Märkte reagieren bislang gelassen – doch Risiken bleiben

Bislang haben die Märkte auf Warshs neuen Kurs vergleichsweise ruhig reagiert. Der Dow Jones Industrial Average legte seit Warshs Amtsübernahme von Jerome Powell am 22. Mai rund 3.500 Punkte oder 7 Prozent zu. Auch die Anleiherenditen stiegen nur moderat: Die zinssensitive zweijährige US-Treasury-Rendite erhöhte sich um etwa 8 Basispunkte, die richtungsweisende zehnjährige Rendite in ähnlichem Ausmaß.

Dennoch wächst bei einigen Marktteilnehmern die Sorge. Warsh hat sich kritisch über den sogenannten „Dot Plot" geäußert – die grafische Darstellung der Zinserwartungen einzelner Notenbanker – und sich geweigert, seinen eigenen Punkt einzureichen, als der FOMC das Raster zuletzt im Juni aktualisierte. Das Informationsvakuum, das durch noch weniger Sitzungen entstehen würde, schürt Befürchtungen, dass ein Markt, der jahrzehntelang auf Fed-Signale angewiesen war, künftig über die Geldpolitik rätseln muss.
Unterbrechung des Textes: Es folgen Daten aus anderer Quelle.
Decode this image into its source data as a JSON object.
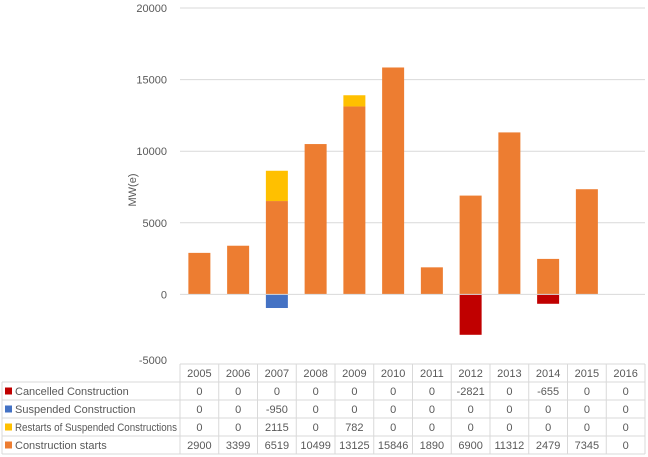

Komal Sri-Kumar, Präsident von Sri-Kumar Global Strategies, warnt vor einem möglichen „Bear Steepener": einem Szenario, in dem die langfristigen Renditen schneller steigen als die kurzfristigen Zinsen. Die Implikation wäre, dass Rentenanleger davon ausgehen, die Fed halte die kurzfristigen Zinsen niedrig und lasse damit die Inflationserwartungen steigen.

Schuldenfinanzierung als kritischer Faktor

Besonders heikel ist die Lage angesichts der US-Staatsverschuldung. Die USA kämpfen mit den Finanzierungskosten für ausstehende Staatsanleihen im Besitz der Öffentlichkeit in Höhe von 31,1 Billionen US-Dollar. Das Finanzministerium schätzt, dass es allein in diesem Jahr 1,3 Billionen US-Dollar für Schuldenfinanzierungskosten ausgeben wird – ein Betrag, der bei steigenden Renditen weiter zunehmen würde. Finanzminister Scott Bessent bezeichnete Warshs Ansatz bei einem CNBC-Auftritt als „Entzugskur" für die Märkte.

Ob der neue Kurs der Fed langfristig funktioniert, ist nach so kurzer Zeit noch nicht absehbar. Ein wichtiger Gradmesser steht bevor: Ende August hält die Fed ihr jährliches Treffen in Jackson Hole, Wyoming, ab – ein Anlass, den frühere Vorsitzende traditionell nutzten, um neue geldpolitische Agenden vorzustellen. Alle Augen werden auf Warshs Rede gerichtet sein.